A device developed at OHSU proposes a novel solution to the ventilator shortage created by the COVID-19 pandemic. The CRISIS device, displayed in Figure 1, is an improved design based on Go2Vent by Vortran Medical (30). Its manufacturing costs $15 per device and is produced with off-the-shelf materials and a standard 3D printer in 3 hours. The material list includes clinical grade and biocompatible nylon powder, a spring, and a stamped silicone membrane. An adjustable pressure valve allows clinicians to set tidal volume, peak inspiratory pressure, and PEEP. An additional dial also provides control over the RR. Three-dimensional printed ventilators can be rapidly produced close to hospital sites caring for patients with COVID-19 and are very small and lightweight giving them idea for shipping on demand to areas most in need. Solutions such as CRISIS are capable of addressing a large spectrum of disease, from those requiring basic mechanical ventilatory support to patients with ARDS. CRISIS operates on either O2 tanks or standard hospital 50-psi O2 wall supply, without needing a power supply or batteries. This opens the door to multiuse, mobile, and pocketsize ventilators, increasing applications in global health settings.

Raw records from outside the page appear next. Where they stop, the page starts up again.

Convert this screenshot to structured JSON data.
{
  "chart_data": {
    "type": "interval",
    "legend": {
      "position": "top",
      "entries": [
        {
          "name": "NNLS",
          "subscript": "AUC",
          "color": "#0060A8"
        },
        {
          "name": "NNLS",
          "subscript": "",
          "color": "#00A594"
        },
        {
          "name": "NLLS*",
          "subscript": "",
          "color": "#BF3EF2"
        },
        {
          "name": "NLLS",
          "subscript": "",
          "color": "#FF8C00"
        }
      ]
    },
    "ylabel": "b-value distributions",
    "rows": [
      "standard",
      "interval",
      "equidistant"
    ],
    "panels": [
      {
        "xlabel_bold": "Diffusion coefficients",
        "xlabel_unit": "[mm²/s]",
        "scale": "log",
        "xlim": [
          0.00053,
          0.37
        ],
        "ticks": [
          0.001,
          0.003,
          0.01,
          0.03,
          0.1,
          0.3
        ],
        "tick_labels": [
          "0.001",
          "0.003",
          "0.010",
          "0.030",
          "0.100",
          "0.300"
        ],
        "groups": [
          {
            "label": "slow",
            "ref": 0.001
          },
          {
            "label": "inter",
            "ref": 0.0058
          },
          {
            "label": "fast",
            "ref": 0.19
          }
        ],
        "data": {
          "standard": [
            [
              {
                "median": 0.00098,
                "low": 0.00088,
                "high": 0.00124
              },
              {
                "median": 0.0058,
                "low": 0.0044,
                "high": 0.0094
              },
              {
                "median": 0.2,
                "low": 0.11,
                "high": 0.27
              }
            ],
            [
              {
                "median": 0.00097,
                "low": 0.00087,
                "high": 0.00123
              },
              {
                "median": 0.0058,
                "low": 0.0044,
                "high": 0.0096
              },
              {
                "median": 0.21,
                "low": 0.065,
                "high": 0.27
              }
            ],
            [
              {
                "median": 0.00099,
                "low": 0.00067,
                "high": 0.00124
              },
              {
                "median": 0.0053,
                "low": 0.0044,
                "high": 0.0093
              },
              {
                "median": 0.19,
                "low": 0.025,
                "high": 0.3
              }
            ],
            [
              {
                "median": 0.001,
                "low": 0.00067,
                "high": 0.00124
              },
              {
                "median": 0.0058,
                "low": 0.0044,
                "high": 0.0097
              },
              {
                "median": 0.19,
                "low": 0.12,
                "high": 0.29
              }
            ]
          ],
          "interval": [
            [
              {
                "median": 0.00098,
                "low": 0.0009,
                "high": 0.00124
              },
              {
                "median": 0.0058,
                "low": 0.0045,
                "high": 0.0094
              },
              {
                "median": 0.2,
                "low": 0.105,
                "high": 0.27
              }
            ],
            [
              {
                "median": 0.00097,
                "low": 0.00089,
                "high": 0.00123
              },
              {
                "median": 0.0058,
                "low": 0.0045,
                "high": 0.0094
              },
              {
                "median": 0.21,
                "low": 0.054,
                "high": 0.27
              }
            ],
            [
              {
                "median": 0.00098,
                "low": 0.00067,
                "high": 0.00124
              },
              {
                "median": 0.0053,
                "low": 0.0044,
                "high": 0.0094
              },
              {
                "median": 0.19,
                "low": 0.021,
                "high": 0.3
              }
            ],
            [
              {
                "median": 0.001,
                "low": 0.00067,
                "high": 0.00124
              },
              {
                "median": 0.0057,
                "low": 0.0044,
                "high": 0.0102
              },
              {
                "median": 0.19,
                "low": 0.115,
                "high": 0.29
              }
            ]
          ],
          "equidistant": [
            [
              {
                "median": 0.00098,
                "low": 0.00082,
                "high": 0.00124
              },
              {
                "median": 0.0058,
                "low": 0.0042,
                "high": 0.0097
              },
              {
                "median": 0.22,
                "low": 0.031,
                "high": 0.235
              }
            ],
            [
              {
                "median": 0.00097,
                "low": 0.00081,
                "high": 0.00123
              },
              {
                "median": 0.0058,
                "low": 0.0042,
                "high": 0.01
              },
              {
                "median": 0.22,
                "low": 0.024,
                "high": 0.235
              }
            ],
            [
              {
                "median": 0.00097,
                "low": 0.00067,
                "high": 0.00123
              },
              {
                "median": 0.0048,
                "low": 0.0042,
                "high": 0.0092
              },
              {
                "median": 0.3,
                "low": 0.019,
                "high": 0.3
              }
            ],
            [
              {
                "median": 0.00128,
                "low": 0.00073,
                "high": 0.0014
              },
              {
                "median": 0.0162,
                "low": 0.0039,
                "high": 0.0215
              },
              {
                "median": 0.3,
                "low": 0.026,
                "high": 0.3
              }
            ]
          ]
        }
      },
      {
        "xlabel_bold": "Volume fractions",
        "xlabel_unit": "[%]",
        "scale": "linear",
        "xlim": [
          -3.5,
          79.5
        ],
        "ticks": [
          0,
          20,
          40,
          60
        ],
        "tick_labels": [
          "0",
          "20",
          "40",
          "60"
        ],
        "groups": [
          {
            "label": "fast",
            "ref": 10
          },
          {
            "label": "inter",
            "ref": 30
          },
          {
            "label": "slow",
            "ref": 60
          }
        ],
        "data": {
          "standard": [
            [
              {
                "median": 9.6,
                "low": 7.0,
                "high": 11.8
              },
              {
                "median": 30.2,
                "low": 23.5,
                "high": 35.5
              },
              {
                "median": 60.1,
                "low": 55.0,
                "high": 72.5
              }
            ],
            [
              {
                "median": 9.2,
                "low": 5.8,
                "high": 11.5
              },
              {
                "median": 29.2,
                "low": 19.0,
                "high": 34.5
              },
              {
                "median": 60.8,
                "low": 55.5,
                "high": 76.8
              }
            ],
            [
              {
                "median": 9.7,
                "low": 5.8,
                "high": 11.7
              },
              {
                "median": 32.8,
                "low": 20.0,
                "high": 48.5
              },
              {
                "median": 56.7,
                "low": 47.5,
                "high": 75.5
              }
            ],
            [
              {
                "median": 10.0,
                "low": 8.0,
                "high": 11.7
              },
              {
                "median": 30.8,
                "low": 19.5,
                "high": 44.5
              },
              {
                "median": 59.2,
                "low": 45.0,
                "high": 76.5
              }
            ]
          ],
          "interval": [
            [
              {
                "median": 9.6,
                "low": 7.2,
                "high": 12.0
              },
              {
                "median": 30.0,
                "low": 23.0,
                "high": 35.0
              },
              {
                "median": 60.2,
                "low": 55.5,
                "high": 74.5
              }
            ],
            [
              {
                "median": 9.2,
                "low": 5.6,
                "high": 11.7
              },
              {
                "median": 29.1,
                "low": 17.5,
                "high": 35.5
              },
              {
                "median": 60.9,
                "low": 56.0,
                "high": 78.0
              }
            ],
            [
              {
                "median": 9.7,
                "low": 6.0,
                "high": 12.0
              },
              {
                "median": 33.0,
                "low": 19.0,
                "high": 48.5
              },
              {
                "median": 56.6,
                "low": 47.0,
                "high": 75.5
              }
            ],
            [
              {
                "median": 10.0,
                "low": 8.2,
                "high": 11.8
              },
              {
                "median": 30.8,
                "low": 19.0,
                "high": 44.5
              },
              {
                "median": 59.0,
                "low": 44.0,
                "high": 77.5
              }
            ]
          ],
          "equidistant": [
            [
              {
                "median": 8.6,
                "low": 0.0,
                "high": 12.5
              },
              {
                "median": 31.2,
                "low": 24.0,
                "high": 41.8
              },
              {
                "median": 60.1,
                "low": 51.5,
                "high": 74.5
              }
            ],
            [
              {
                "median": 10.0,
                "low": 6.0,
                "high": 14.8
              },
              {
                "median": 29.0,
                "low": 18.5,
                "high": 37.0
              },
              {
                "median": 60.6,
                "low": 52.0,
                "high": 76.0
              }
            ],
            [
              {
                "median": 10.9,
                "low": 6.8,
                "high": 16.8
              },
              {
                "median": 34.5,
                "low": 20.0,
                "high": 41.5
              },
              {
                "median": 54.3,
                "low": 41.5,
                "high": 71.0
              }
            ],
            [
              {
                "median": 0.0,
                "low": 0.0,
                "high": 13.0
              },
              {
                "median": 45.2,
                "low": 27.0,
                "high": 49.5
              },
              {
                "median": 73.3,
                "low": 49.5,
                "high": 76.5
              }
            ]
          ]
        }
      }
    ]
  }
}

This device is still in the process of testing, and only preliminary results with the Michigan Instruments Test Lung are available (31). CRISIS has been sent to partnered medical institutions for rigorous testing in accordance with ISO 13485 and has a plan in progress for FDA EUA authorization.
CONCLUSIONS
In an ideal scenario, every patient requiring mechanical ventilation would have access to the best and most refined medical devices approved by the FDA. However, history has shown that during international crisis, whether a natural disaster or an infectious pandemic like COVID-19, experts must scramble together solutions for less than ideal situations. In this case, a global pandemic has ramped up the need for resources far beyond what the healthcare system was prepared to meet. However, teams have rapidly formed, ideas have been put together, and solutions are being created every day, which are helping reduce the burden on any one individual. No one device will solve the problem on its own, especially not with the time and resource constraints caused by disasters. However, many approaches, including 3D printing, might make bridging the gap and meeting the need, which is much easier.
Footnotes
Mr. Menzel, Mr. Fontaine, Mr. Child, Dr. Nonas, and Dr. Chi were directly involved with the development of the open-source CRISIS ventilator. The remaining authors have disclosed that they do not have any potential conflicts of interests.